How Old-Time Square Dancing Shaped My Father’s Life—Happy 92nd birthday, Pop!
On his 92nd birthday, in his own words, my father Erwin A. Thompson, tells the power of dancing and music in his life...There'll be one coming up tomorrow night for his birthday party if you want to come by.--JGR
My life before I discovered square dancing
I was born in Schuyler County, Illinois November 9, 1915. My parents had been Methodist missionaries in Korea for six and a half years, and had returned to the united States when World War I began. The Methodist board refused to send them back because of the uncertainty and danger involved with the world conditions.
Re-adjusting to life in the "real world" was very difficult. Their financial situation was in total confusion. Living conditions were not the best. When I was nine months old I had double pneumonia and was the same size I was at birth. The doctor suggested that my father send
me down to my mother's three maiden sisters who still lived on the home place with their father, and let me die down there. My mother was not in good health either.

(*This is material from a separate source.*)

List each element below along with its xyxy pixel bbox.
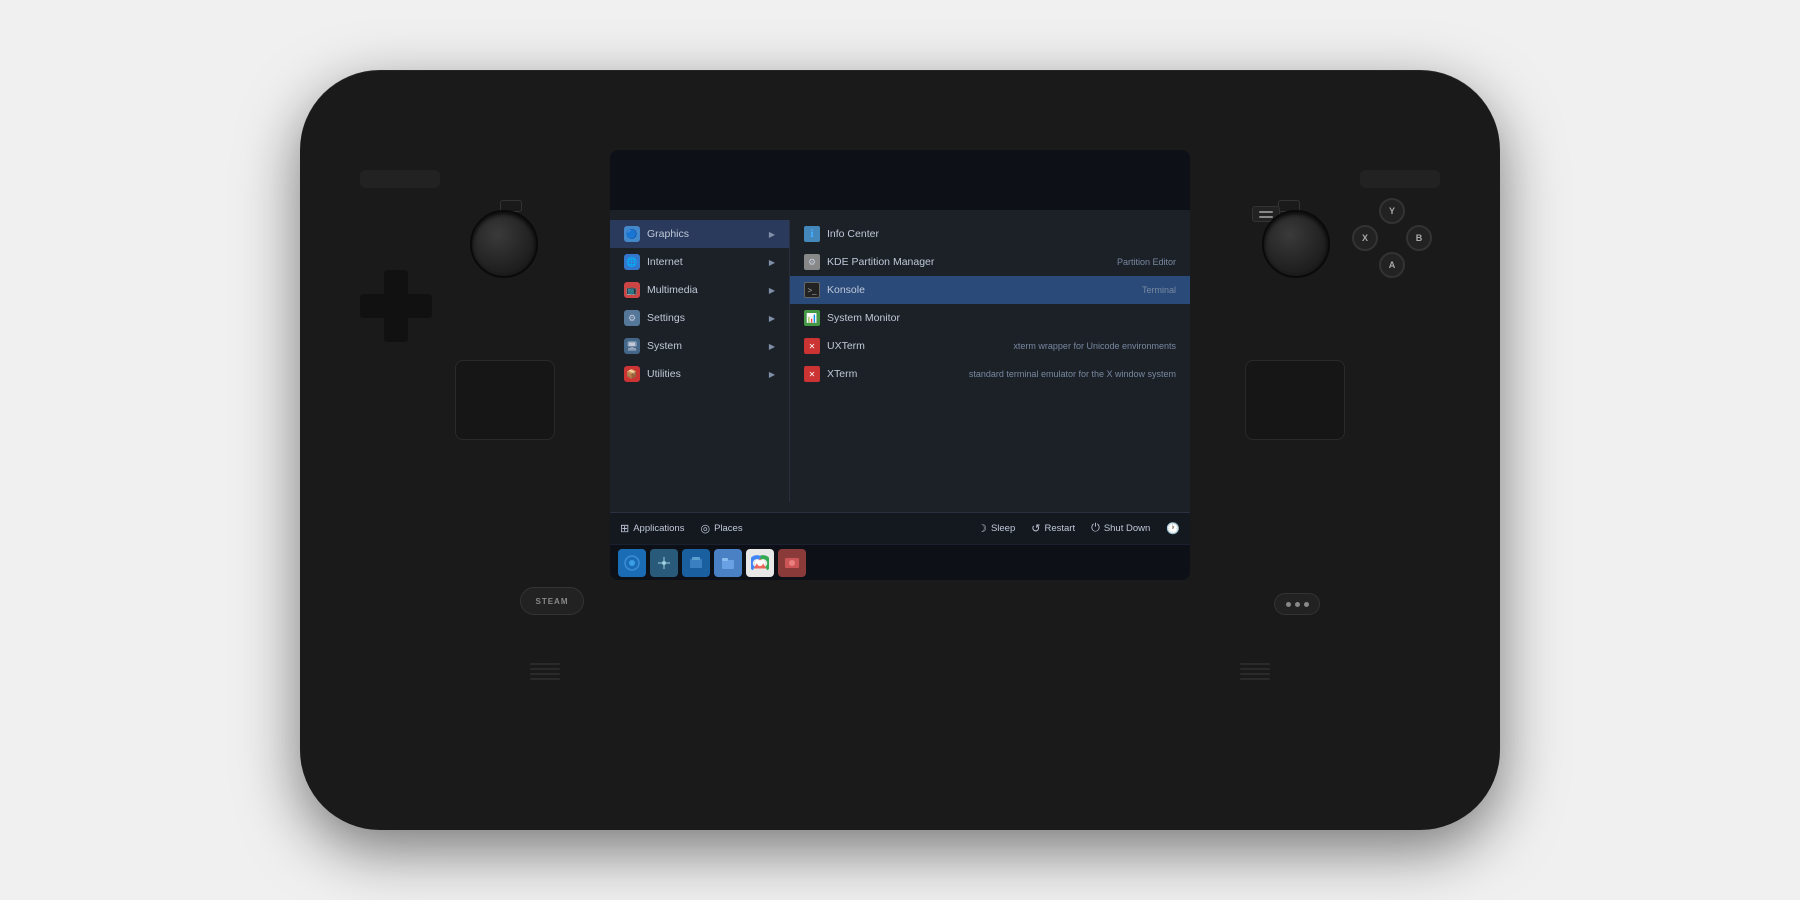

The plan was accepted by all, except the prediction that I die. One of the three "girls" (middle aged, but somehow they were always referred to as: "The Riehl Girls") had just returned from a visit to the relatives in the northwest where she had suffered a nervous breakdown along with some serious physical trouble. She was assigned to taking care of me. This was a farm home, with plenty of work needed to keep things going. She often said in later years that we had learned to walk, together. The good news was that we both recovered.
Plans were made several times for me to return to the family home, but each time something happened to delay the move. I was raised by the three aunts, ably assisted by my grandfather who died when I was ten. In the meantime, one of these three middle-aged "girls" found a husband whom she got acquainted with through an advertisement for Rhode Island Red roosters that he had placed in the Prairie Farmer magazine.
Uncle George Gibbens had a lot to do with my growing up. One of the typical things that he did was to teach me the song: "Bill Grogan's Goat," which I have treasured through the years, and taught to my children, grandchildren, and great-grandchildren.
I graduated from the Alton High School, but I never felt that I fit there. National Honor Society, silver alpha for grade average above 90. I also was one of the founders of the Creative Writing Club there in the school. It survived for many years, and put out a
little magazine with the offerings of its members. My social life was rather bleak.
I discovered square dancing
The most interesting social event was that the Farm Bureau had a community meeting each month, of the members of our township. In the winter time they rented a local hall and had a dance. I was about sixteen when I started going to these functions, and they were a great thrill to me. Girls my own age were in short supply, but there were older women who were glad to help me learn. In particular, Blanche Lock was also unmarried, of the same generation of my aunts who raised me. She went to these dances, and I think she taught every male youngster in the neighborhood how to waltz. I particularly liked the square dances, as they fit my urge to enter into group activity, which except for my 4 H club contacts had been
I had trouble with the allemande left, as almost every beginner does. Everybody was always patient with me, laughing with me instead of at me. One time Butch Hoffman (built like Paul Bunyan's ox) just picked me up and set me down going in the proper direction.